Ein Garant für den Punktgewinn: Finja Nückel, die eigentlich für die zweite Mannschaft spielt, erzielte für Wesertal zehn Tore. © Artur Schöneburg

Guxhagen – Der erste Sieg im neuen Jahr blieb ihnen zwar verwehrt, dafür klappte es mit dem ersten Punktgewinn: Nach der Heimniederlage zum Rückrundenauftakt gegen den SV Reichensachsen punkteten die Handballerinnen der HSG Wesertal auswärts beim TSV Wollrode. Am Ende trennten sich beide Teams 30:30 (17:16).

„Wir sind sehr gut ins Spiel reingekommen“, so die Einschätzung von HSG-Trainer Jürgen Herbold, dessen Mannschaft durch die Tore von Joleyn Martin und Finja Nückel rasch mit 3:0 in Führung ging (4.).

Gerade Nückel, die eigentlich in der zweiten Wesertaler Mannschaft gesetzt ist und regelmäßig die erste Garde unterstützt, wurde mit zunehmender Spieldauer zu einem immer wichtigeren Faktor für die HSG. Sieben ihrer insgesamt zehn Tore erzielte Nückel in der ersten Halbzeit und hatte damit maßgeblichen Anteil daran, dass Wesertal zur Pause mit 17:16 führte.

„Wir haben in der ersten Halbzeit ja zeitweise mit sechs Toren geführt. Einige Auswechslungen brachten aber einen Bruch in unser Spiel, trotzdem war die Pausenführung okay“, erklärte Herbold.

Der zweite Durchgang war anschließend komplett ausgeglichen. Wollrodes Sina Dieling sorgte mit ihrem Tor zum 18:17 (33.) für die erstmalige Führung der Gastgeberinnen. Danach entwickelte sich ein munteres Hin und Her, in dem Wollrode meist knapp führte. Das änderte sich erst wieder, als Wesertal einen Zwei-Tore-Lauf hinlegte und Tessa Herbold zum 23:22 einnetzte.
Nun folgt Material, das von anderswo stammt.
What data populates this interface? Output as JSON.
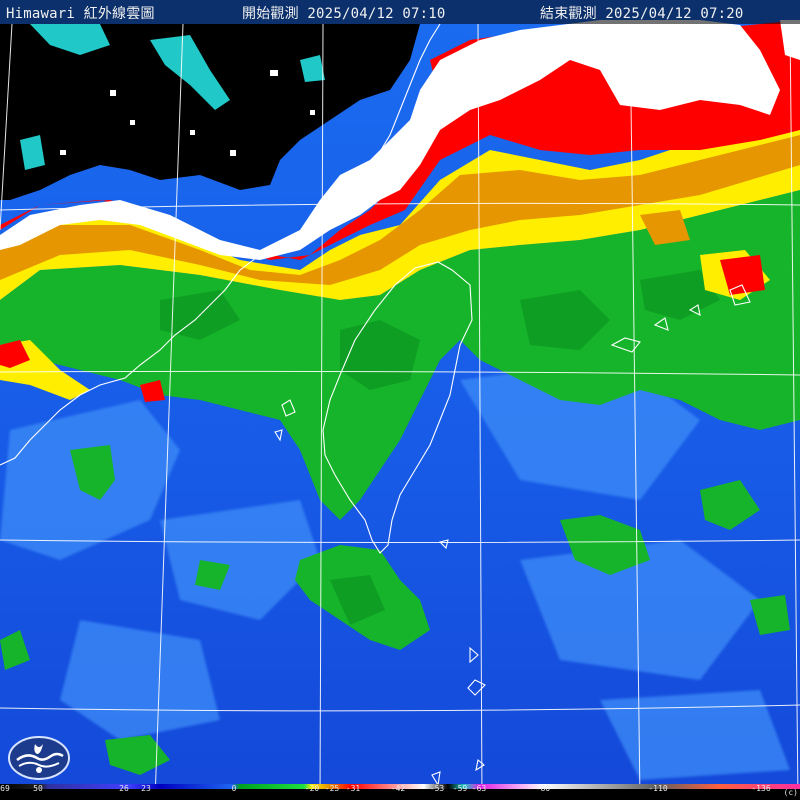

In der Schlussviertelstunde wechselten die Führungen und ein dramatisches Finish bahnte sich mehr und mehr an. Kurz vor dem Ende gerieten die Gäste in doppelte Unterzahl: Joleyn Martin musste für zwei Minuten vom Feld und auch Coach Herbold bekam eine Zeitstrafe aufbrummt.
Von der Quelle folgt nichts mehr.